Currently the mail filtering API is not very well documented, but it's there.

ESMTP extensions

Courier implements AUTH, PIPELINING, DSN, SIZE, and 8BITMIME extensions to SMTP. Courier also includes a reference implementation of the experimental XVERP and XEXDATA extensions.

Courier is a closed mail relay by default. Courier cannot be accidentally configured as a completely open relay. A deliberate feat of stupidity is required for that to happen.

ESMTP BOFH

Courier does not deliver mail to domains with broken MX records. Courier also refuses to accept any mail with a return address in a domain with broken MX records.

Courier can automatically blacklist domains whose mail servers reject delivery status notifications.

Header rewriting

Courier will rewrite headers and MIME-ify messages whenever appropriate. Header rewriting logic is hardcoded in C, there is no header rewriting language as in sendmail. An interpreted language imposes a drastic speed penalty. The rewriting library is fairly simple, and the the standard rewriting rules will do for most situations.

Courier rejects messages with badly-formed or missing MIME headers. Courier rejects messages containing 8-bit characters in the headers, or messages that contain 8-bit content, but do not have the required MIME headers. Accepting malformed messages of that kind can result in Courier itself sending mail that violates the relevant RFCs, therefore Courier will simply reject improperly-formatted messages. There are well-defined RFC standards that explicitly spell out how mail containing 8-bit content or 8-bit headers should be encoded, and those standards will have to be properly implemented by anyone that wishes their mail to be accepted.

Modularity

Message scheduling, dispatching, and the actual transport mechanism are completely modularized. Different message transport mechanisms such as UUCP can be implemented in a simple plug-in fashion, however some C coding will be required.

Message scheduling

Courier supports VERPs, multiple recipients per message, and RFC1894-compliant delivery status notifications.

Load limiting

You can set a maximum number of messages to deliver simultaneously to the same host.

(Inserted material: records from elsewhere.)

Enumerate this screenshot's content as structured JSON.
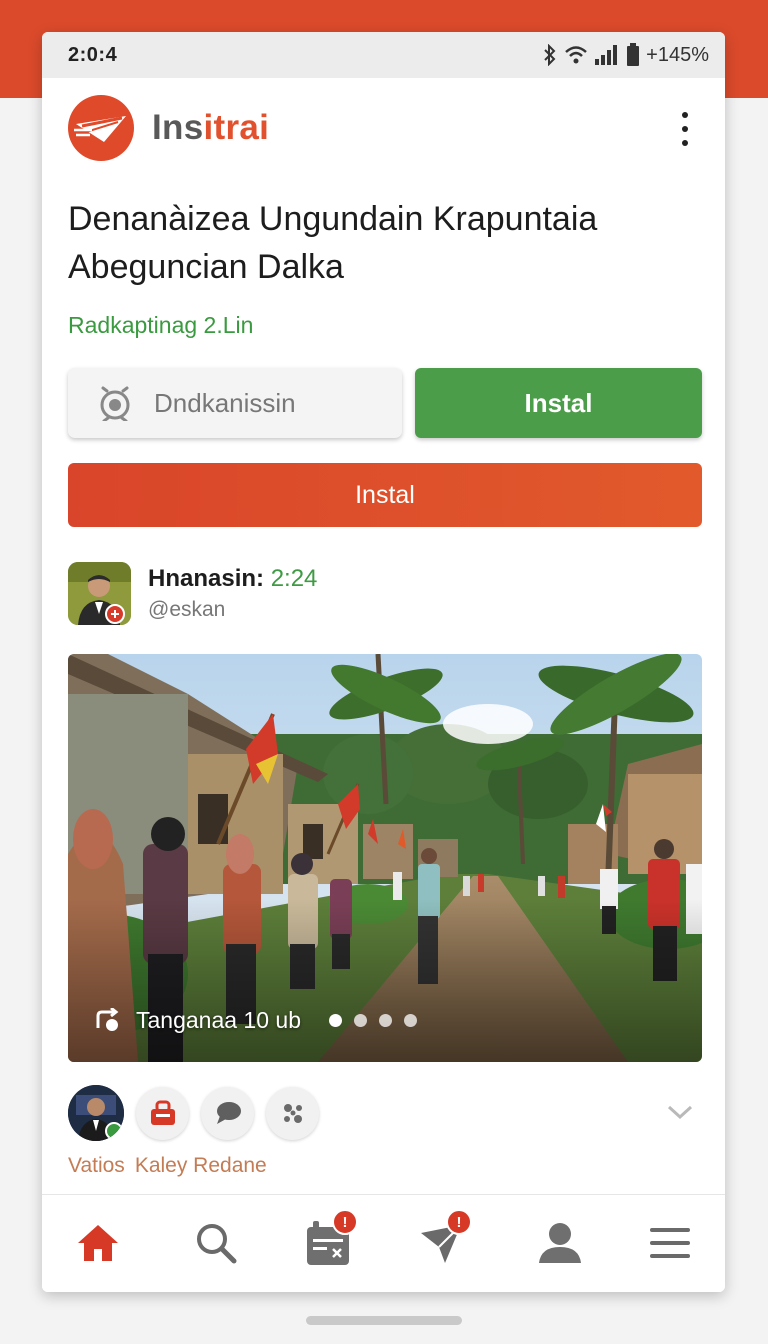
{
  "status_bar": {
    "time": "2:0:4",
    "battery_text": "+145%",
    "icons": [
      "bluetooth-icon",
      "wifi-icon",
      "signal-icon",
      "battery-icon"
    ]
  },
  "app": {
    "name_part1": "Ins",
    "name_part2": "itrai",
    "brand_color": "#e2512e",
    "menu_icon": "kebab-menu-icon"
  },
  "listing": {
    "title": "Denanàizea Ungundain Krapuntaia Abeguncian Dalka",
    "subtitle": "Radkaptinag 2.Lin"
  },
  "actions": {
    "secondary_label": "Dndkanissin",
    "secondary_icon": "camera-icon",
    "install_primary": "Instal",
    "install_secondary": "Instal",
    "green": "#4c9d4a",
    "red": "#dc4b2a"
  },
  "author": {
    "name": "Hnanasin:",
    "time": "2:24",
    "handle": "@eskan"
  },
  "media": {
    "caption": "Tanganaa 10 ub",
    "caption_icon": "repost-icon",
    "page_count": 4,
    "active_page": 1
  },
  "reactions": {
    "icons": [
      "store-icon",
      "comment-icon",
      "share-icon"
    ],
    "footer_left": "Vatios",
    "footer_right": "Kaley Redane"
  },
  "bottom_nav": {
    "items": [
      "home-icon",
      "search-icon",
      "calendar-icon",
      "send-icon",
      "profile-icon",
      "menu-icon"
    ],
    "calendar_badge": "!",
    "send_badge": "!"
  }
}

This, in fact, is strongly encouraged so that a single nonfunctioning domain does not take up all available delivery slots. Rate limiting is implemented in the main scheduler, and applies to any transport mechanism, not just ESMTP.

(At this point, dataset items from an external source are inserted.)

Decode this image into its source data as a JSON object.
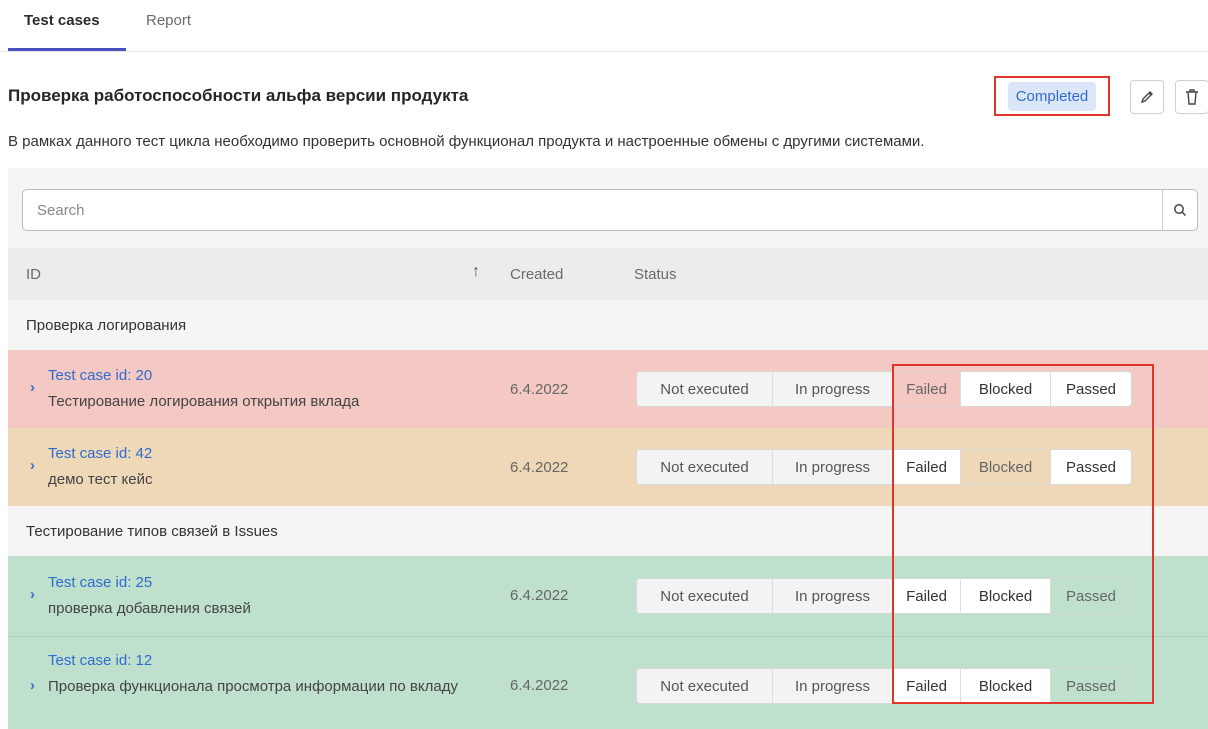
{
  "tabs": [
    {
      "label": "Test cases",
      "active": true
    },
    {
      "label": "Report",
      "active": false
    }
  ],
  "cycle": {
    "title": "Проверка работоспособности альфа версии продукта",
    "status": "Completed",
    "description": "В рамках данного тест цикла необходимо проверить основной функционал продукта и настроенные обмены с другими системами."
  },
  "icons": {
    "edit": "pencil-icon",
    "delete": "trash-icon",
    "search": "search-icon",
    "sort": "arrow-up-icon",
    "expand": "chevron-right-icon"
  },
  "search": {
    "placeholder": "Search",
    "value": ""
  },
  "table": {
    "headers": {
      "id": "ID",
      "created": "Created",
      "status": "Status"
    },
    "status_options": [
      "Not executed",
      "In progress",
      "Failed",
      "Blocked",
      "Passed"
    ],
    "groups": [
      {
        "label": "Проверка логирования",
        "cases": [
          {
            "id": "Test case id: 20",
            "description": "Тестирование логирования открытия вклада",
            "created": "6.4.2022",
            "status": "Failed"
          },
          {
            "id": "Test case id: 42",
            "description": "демо тест кейс",
            "created": "6.4.2022",
            "status": "Blocked"
          }
        ]
      },
      {
        "label": "Тестирование типов связей в Issues",
        "cases": [
          {
            "id": "Test case id: 25",
            "description": "проверка добавления связей",
            "created": "6.4.2022",
            "status": "Passed"
          },
          {
            "id": "Test case id: 12",
            "description": "Проверка функционала просмотра информации по вкладу",
            "created": "6.4.2022",
            "status": "Passed"
          }
        ]
      }
    ]
  },
  "colors": {
    "failed": "#f4c9c3",
    "blocked": "#eed8b8",
    "passed": "#bfe0cd",
    "accent": "#2f6bd0",
    "highlight": "#e0352b"
  }
}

Automatic restarts and garbage cleanup

Courier's scheduling engine restarts itself automatically, on a regular basis. This helps with memory fragmentation. Courier tries to restart itself during periods of system inactivity.

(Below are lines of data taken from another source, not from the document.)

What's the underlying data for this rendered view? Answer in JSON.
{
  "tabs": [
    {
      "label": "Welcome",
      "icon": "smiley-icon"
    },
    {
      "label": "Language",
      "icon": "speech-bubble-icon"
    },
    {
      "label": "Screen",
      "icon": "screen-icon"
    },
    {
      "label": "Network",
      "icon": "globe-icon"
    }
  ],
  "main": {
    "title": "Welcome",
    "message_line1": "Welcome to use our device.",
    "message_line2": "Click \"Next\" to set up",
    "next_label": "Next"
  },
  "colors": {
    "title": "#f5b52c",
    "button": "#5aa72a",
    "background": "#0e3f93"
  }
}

Smart organization of the message queue and temporary directories

Courier automatically creates subdirectories when necessary, and deletes them when they're empty. When there's a sudden peak in the number of messages added to the queue, directories used to store the messages grow in size to accomodate the additional entries. On many file systems, once those messages are deleted, the empty slack space in the directory is not reclaimed, and actually slows down subsequent directory operations. Courier automatically removes empty directories, reclaiming the slack space.

Smart installation layout

Courier's configuration script will install Courier into /usr/lib/courier by default. Everything will go into several subdirectories there: the actual binaries, configuration files, the mail queue, manual pages, and auxiliary support files. Optional configuration switches allow pretty much every major subdirectory to be relocated anywhere else. For example, the Red Hat RPM package for Courier relocates the configuration files to /etc/courier, the manual pages to /usr/man, and the mail queue to /var/spool/courier.